High Plains Drifter
"Vengeance paints the town red. Literally."
The first time you see the Stranger, he’s shimmering through a desert heat haze like a bad dream you haven’t quite woken up from yet. There’s no soaring Ennio Morricone trumpet here, just the low, unsettling groan of the wind and the rhythmic jingle of spurs. By the time Clint Eastwood rides into the lakeside town of Lago, you realize this isn't the heroic West of John Wayne, or even the stylish, operatic West of Sergio Leone. This is something far more nihilistic. This is a ghost story disguised as a gunfight.
I recently rewatched this on a humid Tuesday evening while my neighbor was loudly arguing with a delivery driver about a missing pizza. The petty, shrill bickering outside my window weirdly harmonized with the spineless citizens of Lago. It reminded me that while most Westerns are about building a civilization, High Plains Drifter is about a town that deserves to burn.
A Different Kind of Man with No Name
By 1973, Clint Eastwood was done being a student. Having cut his teeth under Leone and Don Siegel (the man who gave us Dirty Harry), Clint stepped behind the camera for his second directorial effort and decided to get weird. He plays "The Stranger," a man who arrives in town, kills three gunmen within minutes, and then casually rapes a woman (Marianna Hill) who insults him. It’s a scene that is, quite frankly, the hardest part of the movie to stomach today, and it cements the fact that the Stranger isn't a "good guy." He’s a force of nature—or perhaps something much darker.
The townsfolk, terrified of three outlaws recently released from prison, hire the Stranger to protect them. He agrees, but only on the condition that he gets whatever he wants. What follows is a slow-burn exercise in humiliation. He turns the local hotel into a private residence, appoints the town’s belittled little person, Mordecai (Billy Curtis), as both Sheriff and Mayor, and eventually demands the entire town be painted blood-red.
The Haunted Vibe of New Hollywood
The screenplay was penned by Ernest Tidyman, who was riding high after writing The French Connection and Shaft. You can feel that gritty, 1970s "New Hollywood" cynicism dripping off every frame. There’s a moral rot in Lago; the citizens stood by and watched their previous Marshal get whipped to death, and the film suggests that their cowardice is a far greater sin than the outlaws' violence.
I have a specific memory of seeing the VHS box for this at the local "Video Vault" back in the late 80s. The cover art featured Clint’s face shadowed by a hat, but it was the images on the back—the town of Lago transformed into a literal "Hell"—that stuck with me.
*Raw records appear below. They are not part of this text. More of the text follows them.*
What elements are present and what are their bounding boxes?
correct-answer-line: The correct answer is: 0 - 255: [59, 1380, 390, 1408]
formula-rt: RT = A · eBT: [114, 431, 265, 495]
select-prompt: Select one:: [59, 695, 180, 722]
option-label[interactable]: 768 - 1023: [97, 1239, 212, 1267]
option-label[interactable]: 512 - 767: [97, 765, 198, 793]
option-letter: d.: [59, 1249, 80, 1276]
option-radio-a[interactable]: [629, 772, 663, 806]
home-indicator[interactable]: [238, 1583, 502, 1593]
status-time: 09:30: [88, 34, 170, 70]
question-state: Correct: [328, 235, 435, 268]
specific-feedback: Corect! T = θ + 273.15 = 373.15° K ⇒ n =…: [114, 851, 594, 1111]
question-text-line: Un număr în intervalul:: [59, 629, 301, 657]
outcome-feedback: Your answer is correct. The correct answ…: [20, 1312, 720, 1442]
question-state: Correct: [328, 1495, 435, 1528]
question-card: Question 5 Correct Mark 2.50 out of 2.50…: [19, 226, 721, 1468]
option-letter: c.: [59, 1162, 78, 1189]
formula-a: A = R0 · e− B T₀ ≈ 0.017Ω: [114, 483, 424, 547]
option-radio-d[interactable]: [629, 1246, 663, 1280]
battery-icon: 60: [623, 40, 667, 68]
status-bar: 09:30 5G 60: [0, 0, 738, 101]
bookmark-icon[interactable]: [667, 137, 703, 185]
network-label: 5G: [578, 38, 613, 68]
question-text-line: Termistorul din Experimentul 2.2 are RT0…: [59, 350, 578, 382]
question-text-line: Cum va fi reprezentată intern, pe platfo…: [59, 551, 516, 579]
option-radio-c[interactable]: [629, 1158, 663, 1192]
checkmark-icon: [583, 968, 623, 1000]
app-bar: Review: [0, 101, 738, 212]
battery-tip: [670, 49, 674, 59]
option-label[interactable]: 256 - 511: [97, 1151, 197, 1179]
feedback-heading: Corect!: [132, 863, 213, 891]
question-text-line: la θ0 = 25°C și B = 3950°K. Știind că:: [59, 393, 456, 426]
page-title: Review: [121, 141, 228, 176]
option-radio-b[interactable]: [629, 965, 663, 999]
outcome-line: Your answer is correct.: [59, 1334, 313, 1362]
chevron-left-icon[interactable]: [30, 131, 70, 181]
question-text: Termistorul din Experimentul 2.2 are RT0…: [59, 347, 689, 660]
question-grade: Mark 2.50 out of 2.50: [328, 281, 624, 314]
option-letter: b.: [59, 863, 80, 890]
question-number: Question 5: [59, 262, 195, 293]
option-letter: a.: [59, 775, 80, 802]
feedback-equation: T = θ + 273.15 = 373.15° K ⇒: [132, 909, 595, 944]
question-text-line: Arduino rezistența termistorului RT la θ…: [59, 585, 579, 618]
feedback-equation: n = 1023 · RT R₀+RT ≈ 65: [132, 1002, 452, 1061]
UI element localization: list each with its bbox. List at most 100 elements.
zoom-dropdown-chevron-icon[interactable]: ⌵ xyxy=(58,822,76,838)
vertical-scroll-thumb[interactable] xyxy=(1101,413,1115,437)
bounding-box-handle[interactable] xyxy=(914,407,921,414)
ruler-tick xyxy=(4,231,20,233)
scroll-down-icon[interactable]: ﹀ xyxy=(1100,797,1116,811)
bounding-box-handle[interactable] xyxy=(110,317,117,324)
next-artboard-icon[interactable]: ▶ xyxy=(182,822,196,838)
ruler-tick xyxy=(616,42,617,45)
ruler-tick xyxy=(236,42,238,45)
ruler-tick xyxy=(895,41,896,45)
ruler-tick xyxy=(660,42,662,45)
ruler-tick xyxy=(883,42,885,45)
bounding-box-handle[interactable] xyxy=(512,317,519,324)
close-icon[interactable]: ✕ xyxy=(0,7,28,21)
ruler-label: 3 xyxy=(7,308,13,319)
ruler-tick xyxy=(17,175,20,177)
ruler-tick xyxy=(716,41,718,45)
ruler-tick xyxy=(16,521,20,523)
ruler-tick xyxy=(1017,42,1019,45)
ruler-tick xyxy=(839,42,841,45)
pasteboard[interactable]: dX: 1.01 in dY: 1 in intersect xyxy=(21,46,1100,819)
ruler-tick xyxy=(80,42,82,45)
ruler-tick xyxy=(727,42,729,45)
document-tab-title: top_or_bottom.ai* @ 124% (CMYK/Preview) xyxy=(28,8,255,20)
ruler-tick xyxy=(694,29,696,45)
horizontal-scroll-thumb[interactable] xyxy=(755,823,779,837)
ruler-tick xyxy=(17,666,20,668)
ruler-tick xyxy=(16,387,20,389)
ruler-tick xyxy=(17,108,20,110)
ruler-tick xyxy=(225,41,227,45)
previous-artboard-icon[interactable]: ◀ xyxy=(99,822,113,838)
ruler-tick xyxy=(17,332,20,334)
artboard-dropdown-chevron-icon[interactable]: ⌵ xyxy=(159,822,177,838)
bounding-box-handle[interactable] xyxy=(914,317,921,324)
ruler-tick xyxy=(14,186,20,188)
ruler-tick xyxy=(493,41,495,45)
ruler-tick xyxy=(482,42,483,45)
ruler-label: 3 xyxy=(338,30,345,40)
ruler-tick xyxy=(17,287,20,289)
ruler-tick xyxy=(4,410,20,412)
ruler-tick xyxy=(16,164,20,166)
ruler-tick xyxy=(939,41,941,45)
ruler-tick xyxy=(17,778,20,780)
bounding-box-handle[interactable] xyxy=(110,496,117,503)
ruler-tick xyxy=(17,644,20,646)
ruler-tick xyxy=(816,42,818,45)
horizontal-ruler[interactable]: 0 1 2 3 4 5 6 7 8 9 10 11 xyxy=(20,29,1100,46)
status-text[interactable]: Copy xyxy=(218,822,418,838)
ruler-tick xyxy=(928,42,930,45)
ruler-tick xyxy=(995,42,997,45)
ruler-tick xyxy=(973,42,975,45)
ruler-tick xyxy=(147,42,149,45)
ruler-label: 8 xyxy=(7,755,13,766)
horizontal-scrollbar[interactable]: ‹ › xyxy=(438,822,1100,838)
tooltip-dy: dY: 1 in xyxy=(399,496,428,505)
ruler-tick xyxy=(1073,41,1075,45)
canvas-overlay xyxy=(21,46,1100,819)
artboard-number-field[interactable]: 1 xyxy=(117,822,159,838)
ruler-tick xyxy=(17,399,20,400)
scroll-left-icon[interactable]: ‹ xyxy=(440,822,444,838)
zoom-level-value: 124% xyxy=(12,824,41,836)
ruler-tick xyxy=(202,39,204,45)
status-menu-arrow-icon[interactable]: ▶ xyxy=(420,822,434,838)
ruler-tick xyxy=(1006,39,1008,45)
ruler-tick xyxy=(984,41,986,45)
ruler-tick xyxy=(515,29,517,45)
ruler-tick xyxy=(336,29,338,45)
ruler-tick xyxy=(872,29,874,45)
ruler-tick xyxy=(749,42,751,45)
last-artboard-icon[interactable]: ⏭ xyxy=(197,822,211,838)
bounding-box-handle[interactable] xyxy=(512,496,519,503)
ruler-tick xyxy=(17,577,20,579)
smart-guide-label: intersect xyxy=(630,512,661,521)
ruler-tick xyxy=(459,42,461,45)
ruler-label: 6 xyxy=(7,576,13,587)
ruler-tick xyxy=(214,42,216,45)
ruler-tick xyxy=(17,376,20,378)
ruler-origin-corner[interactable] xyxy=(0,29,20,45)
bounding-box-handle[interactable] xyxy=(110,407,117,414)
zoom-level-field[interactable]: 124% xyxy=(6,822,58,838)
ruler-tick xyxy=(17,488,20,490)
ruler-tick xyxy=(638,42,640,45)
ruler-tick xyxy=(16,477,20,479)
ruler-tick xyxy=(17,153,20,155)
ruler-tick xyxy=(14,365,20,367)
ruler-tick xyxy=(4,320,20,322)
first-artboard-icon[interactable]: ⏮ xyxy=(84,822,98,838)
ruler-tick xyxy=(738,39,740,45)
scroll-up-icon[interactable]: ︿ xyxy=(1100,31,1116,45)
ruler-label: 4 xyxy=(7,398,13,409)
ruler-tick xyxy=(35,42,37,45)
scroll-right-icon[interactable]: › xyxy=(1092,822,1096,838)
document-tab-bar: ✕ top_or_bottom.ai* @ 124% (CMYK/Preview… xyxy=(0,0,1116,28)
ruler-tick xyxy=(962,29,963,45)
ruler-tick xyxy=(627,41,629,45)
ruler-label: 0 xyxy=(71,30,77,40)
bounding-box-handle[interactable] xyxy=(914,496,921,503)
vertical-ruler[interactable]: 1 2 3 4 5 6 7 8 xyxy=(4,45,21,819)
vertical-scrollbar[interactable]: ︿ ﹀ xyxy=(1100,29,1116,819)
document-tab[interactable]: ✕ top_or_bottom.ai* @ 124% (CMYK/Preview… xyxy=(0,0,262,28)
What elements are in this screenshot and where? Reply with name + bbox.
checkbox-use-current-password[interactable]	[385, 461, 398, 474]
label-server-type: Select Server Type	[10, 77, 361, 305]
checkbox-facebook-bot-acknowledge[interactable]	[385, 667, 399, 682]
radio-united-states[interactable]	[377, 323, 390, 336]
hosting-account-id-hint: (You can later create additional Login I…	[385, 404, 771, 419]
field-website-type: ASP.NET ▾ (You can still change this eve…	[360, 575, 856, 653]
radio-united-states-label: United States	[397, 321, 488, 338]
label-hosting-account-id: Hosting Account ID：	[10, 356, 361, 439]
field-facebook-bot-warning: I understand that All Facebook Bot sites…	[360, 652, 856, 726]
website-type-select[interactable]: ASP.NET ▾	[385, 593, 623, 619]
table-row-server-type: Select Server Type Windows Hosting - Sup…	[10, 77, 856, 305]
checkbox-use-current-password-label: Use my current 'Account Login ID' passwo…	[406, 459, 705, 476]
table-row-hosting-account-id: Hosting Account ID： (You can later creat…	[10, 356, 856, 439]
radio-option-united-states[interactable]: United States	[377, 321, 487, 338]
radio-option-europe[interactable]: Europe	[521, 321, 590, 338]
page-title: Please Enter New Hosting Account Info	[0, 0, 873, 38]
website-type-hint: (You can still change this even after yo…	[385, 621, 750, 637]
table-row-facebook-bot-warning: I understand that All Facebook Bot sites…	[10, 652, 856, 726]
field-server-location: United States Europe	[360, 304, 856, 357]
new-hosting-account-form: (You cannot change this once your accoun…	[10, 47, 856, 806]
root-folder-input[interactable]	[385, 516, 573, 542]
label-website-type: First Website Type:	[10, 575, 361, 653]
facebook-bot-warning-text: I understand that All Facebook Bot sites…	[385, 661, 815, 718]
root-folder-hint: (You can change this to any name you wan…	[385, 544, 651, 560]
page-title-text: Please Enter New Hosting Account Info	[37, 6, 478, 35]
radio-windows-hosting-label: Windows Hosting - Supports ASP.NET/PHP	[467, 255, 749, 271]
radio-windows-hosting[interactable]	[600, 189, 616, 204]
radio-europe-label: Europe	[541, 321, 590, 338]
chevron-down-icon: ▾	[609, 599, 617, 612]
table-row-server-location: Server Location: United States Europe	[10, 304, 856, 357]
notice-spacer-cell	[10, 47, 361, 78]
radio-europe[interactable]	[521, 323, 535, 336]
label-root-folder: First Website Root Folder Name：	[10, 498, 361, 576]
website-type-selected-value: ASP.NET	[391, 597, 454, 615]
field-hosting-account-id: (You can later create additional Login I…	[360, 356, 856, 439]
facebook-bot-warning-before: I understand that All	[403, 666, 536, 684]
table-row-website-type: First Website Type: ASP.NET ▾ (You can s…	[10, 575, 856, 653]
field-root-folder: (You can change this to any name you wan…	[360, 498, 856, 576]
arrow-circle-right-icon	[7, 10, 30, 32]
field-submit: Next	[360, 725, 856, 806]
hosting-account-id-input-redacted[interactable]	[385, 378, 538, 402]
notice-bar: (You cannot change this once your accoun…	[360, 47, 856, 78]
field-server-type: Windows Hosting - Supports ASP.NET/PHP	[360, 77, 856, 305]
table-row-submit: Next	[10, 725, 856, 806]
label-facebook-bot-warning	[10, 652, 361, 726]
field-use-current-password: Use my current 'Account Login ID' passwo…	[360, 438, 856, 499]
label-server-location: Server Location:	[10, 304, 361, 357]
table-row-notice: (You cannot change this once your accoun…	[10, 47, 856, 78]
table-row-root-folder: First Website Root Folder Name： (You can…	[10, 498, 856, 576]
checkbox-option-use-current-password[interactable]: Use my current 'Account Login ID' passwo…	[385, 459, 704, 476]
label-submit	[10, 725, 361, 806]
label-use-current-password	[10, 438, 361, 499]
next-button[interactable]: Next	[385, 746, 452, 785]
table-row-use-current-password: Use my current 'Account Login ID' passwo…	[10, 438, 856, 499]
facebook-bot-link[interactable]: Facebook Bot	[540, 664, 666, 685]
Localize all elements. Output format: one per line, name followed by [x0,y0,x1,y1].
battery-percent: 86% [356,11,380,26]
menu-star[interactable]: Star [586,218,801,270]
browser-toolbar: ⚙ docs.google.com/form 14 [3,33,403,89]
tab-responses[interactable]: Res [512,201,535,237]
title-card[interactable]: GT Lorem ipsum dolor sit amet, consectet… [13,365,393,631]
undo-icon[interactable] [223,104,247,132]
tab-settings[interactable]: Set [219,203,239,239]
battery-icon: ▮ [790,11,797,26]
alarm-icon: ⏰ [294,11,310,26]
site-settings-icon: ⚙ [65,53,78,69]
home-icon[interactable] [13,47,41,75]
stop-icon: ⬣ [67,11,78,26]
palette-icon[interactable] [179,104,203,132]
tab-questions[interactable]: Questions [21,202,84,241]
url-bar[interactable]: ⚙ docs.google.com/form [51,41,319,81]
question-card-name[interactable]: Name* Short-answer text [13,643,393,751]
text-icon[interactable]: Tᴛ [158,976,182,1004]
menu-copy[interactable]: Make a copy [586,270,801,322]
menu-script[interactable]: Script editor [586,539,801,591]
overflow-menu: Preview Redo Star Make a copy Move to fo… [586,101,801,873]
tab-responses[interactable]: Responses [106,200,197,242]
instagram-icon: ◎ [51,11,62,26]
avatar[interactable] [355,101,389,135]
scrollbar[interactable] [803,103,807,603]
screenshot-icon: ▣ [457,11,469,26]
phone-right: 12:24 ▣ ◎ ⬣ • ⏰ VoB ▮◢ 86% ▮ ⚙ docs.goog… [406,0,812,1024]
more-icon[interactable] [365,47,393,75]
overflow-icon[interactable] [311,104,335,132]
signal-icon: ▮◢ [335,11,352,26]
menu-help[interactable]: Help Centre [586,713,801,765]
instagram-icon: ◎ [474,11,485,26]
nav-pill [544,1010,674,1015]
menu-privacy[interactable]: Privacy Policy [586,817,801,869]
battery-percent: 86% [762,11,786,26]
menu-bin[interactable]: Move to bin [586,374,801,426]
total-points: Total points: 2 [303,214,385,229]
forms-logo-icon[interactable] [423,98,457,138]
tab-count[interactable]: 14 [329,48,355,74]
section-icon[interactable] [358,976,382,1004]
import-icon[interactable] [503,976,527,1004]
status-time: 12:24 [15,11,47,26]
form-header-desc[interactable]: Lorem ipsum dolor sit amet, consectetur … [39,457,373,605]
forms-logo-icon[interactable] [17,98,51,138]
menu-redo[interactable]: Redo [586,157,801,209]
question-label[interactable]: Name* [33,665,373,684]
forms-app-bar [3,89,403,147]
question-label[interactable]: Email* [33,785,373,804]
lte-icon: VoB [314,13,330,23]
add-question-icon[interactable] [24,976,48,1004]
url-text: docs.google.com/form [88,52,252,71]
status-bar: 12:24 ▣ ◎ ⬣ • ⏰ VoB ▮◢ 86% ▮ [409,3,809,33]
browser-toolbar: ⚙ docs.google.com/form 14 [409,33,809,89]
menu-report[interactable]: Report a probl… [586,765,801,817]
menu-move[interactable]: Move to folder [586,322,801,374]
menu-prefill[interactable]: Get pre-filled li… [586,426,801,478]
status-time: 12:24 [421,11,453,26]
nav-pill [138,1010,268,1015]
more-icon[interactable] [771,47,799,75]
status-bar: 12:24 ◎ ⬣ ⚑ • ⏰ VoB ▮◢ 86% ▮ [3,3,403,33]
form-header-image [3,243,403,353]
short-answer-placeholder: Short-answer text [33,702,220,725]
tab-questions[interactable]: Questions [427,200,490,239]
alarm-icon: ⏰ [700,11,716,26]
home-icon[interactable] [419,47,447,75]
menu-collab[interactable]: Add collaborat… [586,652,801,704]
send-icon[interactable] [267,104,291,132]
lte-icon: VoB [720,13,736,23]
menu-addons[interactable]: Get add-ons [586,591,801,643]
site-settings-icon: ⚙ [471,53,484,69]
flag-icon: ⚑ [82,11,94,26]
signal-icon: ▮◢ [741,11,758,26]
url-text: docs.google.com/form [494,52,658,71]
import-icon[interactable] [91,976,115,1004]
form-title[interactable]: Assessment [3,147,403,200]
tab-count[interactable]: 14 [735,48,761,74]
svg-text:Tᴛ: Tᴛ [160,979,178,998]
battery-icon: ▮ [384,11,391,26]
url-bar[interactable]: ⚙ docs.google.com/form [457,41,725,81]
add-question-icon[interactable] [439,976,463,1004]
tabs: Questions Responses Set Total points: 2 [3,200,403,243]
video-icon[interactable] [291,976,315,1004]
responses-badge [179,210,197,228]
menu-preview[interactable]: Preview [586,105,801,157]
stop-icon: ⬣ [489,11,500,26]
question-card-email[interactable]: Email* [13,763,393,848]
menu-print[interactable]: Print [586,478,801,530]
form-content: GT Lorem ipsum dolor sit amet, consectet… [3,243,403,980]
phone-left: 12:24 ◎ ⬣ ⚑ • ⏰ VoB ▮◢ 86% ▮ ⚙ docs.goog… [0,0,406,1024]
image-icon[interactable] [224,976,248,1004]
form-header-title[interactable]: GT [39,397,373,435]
On a fuzzy CRT television, those saturated red buildings looked like they were bleeding into the blackness of the night sky. It’s one of those visual flourishes that makes most modern CGI spectacles look like a pile of uninspired beige mush.
The cinematography by Bruce Surtees is legendary for a reason. He used a lot of wide-angle lenses to capture the isolation of the set, which was built entirely on the shores of Mono Lake in California. The water looks cold, the sun looks punishing, and the fires look like they’re actually consuming the world.
Stuff You Didn’t Notice
If you look closely at the graveyard scenes toward the end, there’s a cheeky bit of meta-commentary hidden in the dirt. Clint Eastwood had the names of his mentors, Sergio Leone and Don Siegel, carved into headstones as a sort of morbid tribute. It was his way of saying he’d buried his influences and was finally walking his own path.
The film also nearly featured a different ending. The legend goes that the original script was much more explicit about the Stranger being the literal brother of the murdered Marshal. Clint, leaning into his darker instincts, chose to keep it ambiguous. Is he a ghost? Is he the devil? Is he just a very pissed-off relative? The movie never tells you, and that’s why it lingers in your brain like a fever. It’s basically a slasher movie where the killer has a badge and a horse, and I love it for that.
High Plains Drifter is the bridge between the cool detachment of the 60s Spaghettis and the heavy, soulful deconstruction of Unforgiven. It’s mean, it’s atmospheric, and it has an ending that feels like a punch to the gut. If you’re tired of Westerns where the hero rides off into a golden sunset, give this one a spin. Just be prepared for the fact that in Lago, the sun doesn't set—it just burns everything down to the ground.